Advisers are rarely in competition with each other for clients. Generally it is client apathy – or the banks – we battle against, not each other.
With this in mind, we are normally more than happy to share ideas and debate issues with each other, as there is little to be lost by helping our peers. In fact, given we effectively share the costs of failure via the Financial Services Compensation Scheme, there is a lot to be gained from helping other advisers. I have benefited a lot from this and try to make my own contribution by sharing ideas and experience too.
Historically, this sharing of knowledge took place in the coffee breaks at seminars or over a beer. Naturally, this has now moved online with the use of Twitter, LinkedIn and Facebook. I am a big fan of Twitter and wholeheartedly support this trend. However, there is a drawback to this move online: everyone, including potential clients, can now see these debates.
On one hand, this could be invaluable in helping the public see the issues around financial planning and tax saving, as well as providing early warnings about potential scams. On the other, however, advisers really do spend a lot of time criticising each other’s practices.
The biggest negative online conversations at the moment seem to be around fees and adviser charging. Much of the debate has been around some advisers’ objections to ad valorem fees in particular, as they feel they cannot be justified under any circumstances or at any level.

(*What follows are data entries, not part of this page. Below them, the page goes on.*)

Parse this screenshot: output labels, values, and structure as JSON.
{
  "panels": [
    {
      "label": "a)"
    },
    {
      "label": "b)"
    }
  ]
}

I am generally agnostic about fees. Provided advisers are being paid for their expertise and the value they add for clients, and that those fees are fully agreed by their clients, I struggle to see an issue.
However, I do feel the debate on this subject would be best held offline. Indeed, I fear the main result of such activity will be one of sending out the wrong message: that advice is expensive or we are ripping off clients.
I follow a number of solicitors and accountants online, and I do not recall ever seeing them have such a debate on their own fees. Perhaps it is a maturity thing, as we are still a relatively young profession, but we need to realise the value of our advice and we should be paid for that value, rather than highlighting the cost of it.
In one recent online conversation, for example, I pointed out I had saved a client’s family an effective 52 per cent tax rate by taking their “income” from one investment pot rather than the client’s original intended source. Unfortunately, rather than perhaps retweeting and sharing this “success” with the general public, another industry expert commented it was merely standard advice for which I no doubt charged a fee.
As I countered at the time, with there being an estimated £4.6bn annual tax waste, there is arguably no such thing as “standard advice”.
When faced with a continued savings, pension and protection crisis, surely it would be best to stop sending out the wrong message and instead focus our efforts on talking up the value of advice.